There’s a way to get really good at your craft. Focus and deliberate practice.

But if all you focus on is getting good at your craft, it’s easy to lose sight of how to sell it. And by sell we don’t mean smarmy-pushy sell. We mean an evidence-based way of enabling others to use your craft at achieving their goals.

It’s one thing to be good at your craft. It’s entirely another to be good at showing others how to use it for their own value.

How much do you practice linking your craft to the goals of other people?

Not easy, but simple

I’ve always enjoyed a good puzzle.  Hard at first.  Easy once you know the solution.

Perhaps that’s what drew Erno Rubik to them.  He created the brilliant Rubik’s cube. He created an object that was not supposed to be possible. His solid cube twisted and turned - and still it did not break or fall apart.

But once you know the solution, it’s absurdly simple.  Only 20 moves.

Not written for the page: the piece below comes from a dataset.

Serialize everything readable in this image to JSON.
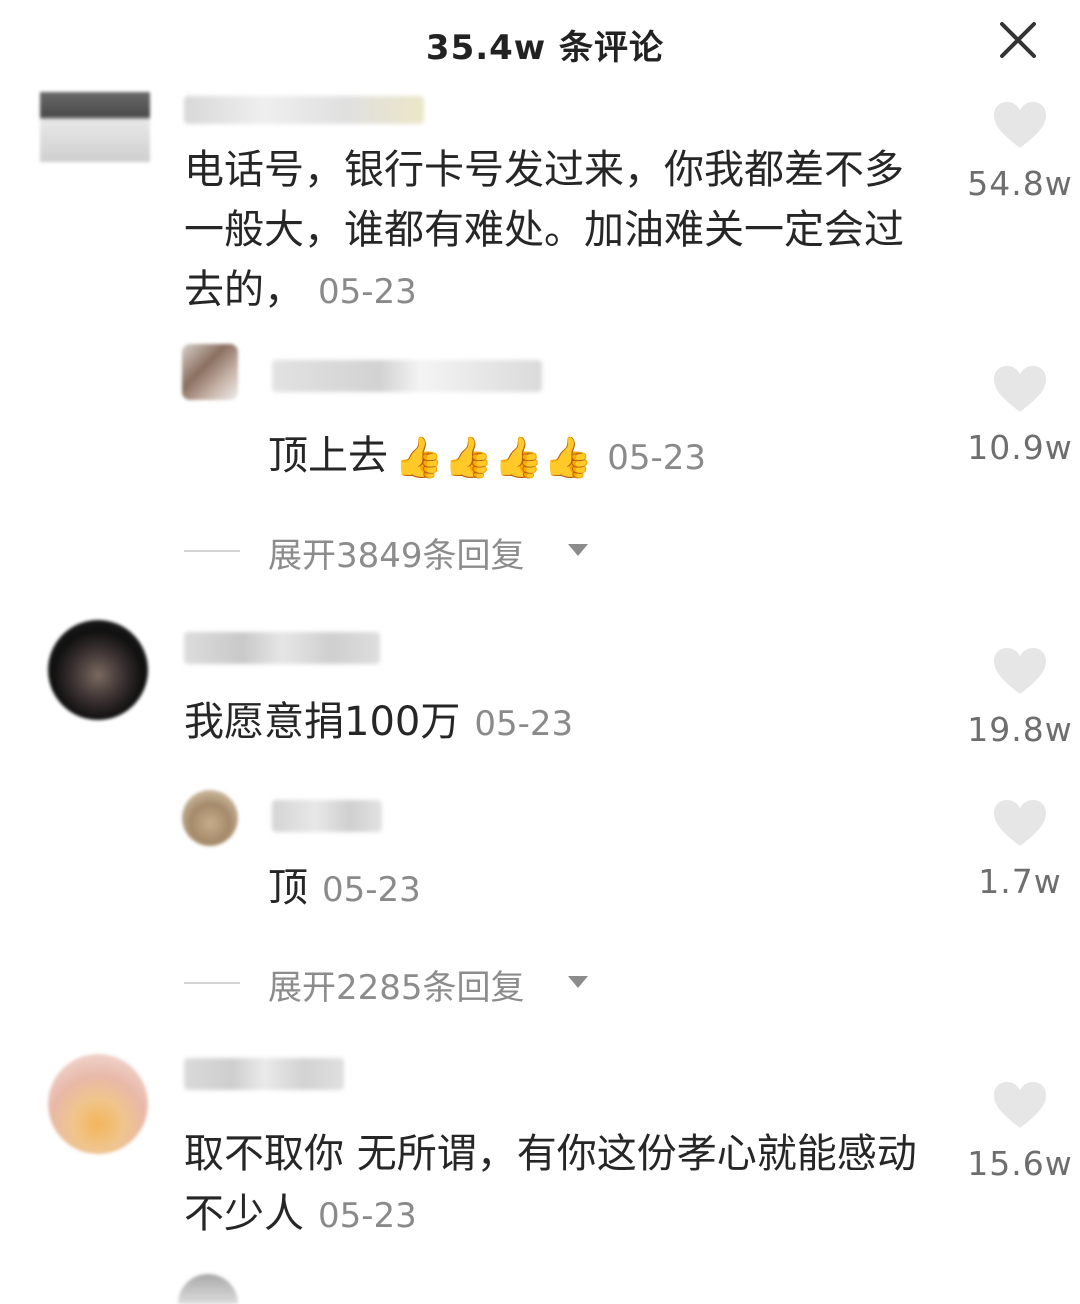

Shifting the culture of an organization can be like a good puzzle too…seemingly impossible to solve, but when you know the path, the difficulty goes down. 

Way down.

The law of options

Your customers always have options.

Even if you believe no one else in the market is close to competing with you.

Even if you believe your offer is unique.

For example, one option for your customer is to do nothing. Make no change. Keep the status quo.

Another option is to choose a less-than competitor. Or create a makeshift solution inspired by your solution.

It’s easy to see why many try to disregard this law of options in the value creation process.

Disregarding it puts the creator in control, not the customer. And for many egos, control is too hard to resist.